If ${v_0}$ is the velocity vector of the ship and ${v_{wind}}$ is the velocity vector of the wind, then the velocity of the wind relative to the ship is simply $\left( {{v_{wind}} - {v_0}} \right)$.

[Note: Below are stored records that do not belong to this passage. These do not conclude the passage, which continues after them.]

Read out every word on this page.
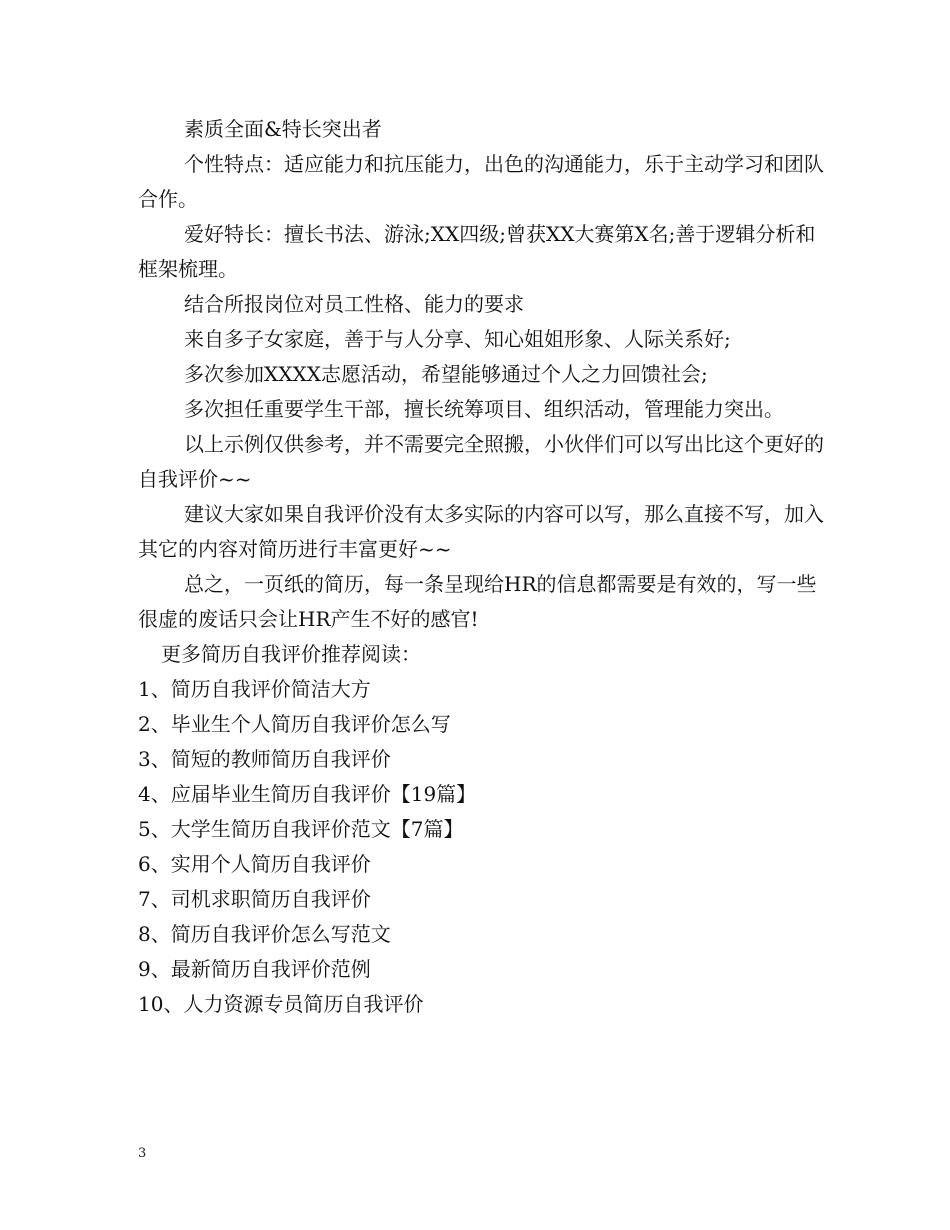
素质全面&特长突出者

个性特点：适应能力和抗压能力，出色的沟通能力，乐于主动学习和团队合作。

爱好特长：擅长书法、游泳;XX四级;曾获XX大赛第X名;善于逻辑分析和框架梳理。

结合所报岗位对员工性格、能力的要求

来自多子女家庭，善于与人分享、知心姐姐形象、人际关系好;

多次参加XXXX志愿活动，希望能够通过个人之力回馈社会;

多次担任重要学生干部，擅长统筹项目、组织活动，管理能力突出。

以上示例仅供参考，并不需要完全照搬，小伙伴们可以写出比这个更好的自我评价~~

建议大家如果自我评价没有太多实际的内容可以写，那么直接不写，加入其它的内容对简历进行丰富更好~~

总之，一页纸的简历，每一条呈现给HR的信息都需要是有效的，写一些很虚的废话只会让HR产生不好的感官!

更多简历自我评价推荐阅读：

1、简历自我评价简洁大方
2、毕业生个人简历自我评价怎么写
3、简短的教师简历自我评价
4、应届毕业生简历自我评价【19篇】
5、大学生简历自我评价范文【7篇】
6、实用个人简历自我评价
7、司机求职简历自我评价
8、简历自我评价怎么写范文
9、最新简历自我评价范例
10、人力资源专员简历自我评价
3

This is indicated in the above figure. The magnitude $\left| {{v_{wind}} - {v_0}} \right|$ is then given by:
$= \sqrt {v_0^2 + v_{wind}^2 + 2{v_0}{v_{wind}}\cos \left( {180^\circ - \phi } \right)}$
$= \sqrt {v_0^2 + v_{wind}^2 + 2{v_0}{v_{wind}}\cos \phi }$
$= \sqrt {{{15}^2} + {{30}^2} + 2.15.30\cos 60^\circ }$
$= \sqrt {225 + 900 + 450}$
$= \sqrt {1575} \approx 40km/h$

The angle of the direction of the wind will be
$\tan \phi ' = \left( {\frac{{{v_{wind}}\sin \phi }}{{{v_0} + {v_{wind}}\cos \phi }}} \right)$
$\tan \phi ' = \left( {\frac{{15\sin 60^\circ }}{{30 + 15\cos 60^\circ }}} \right)$
$\phi ' \approx 19^\circ$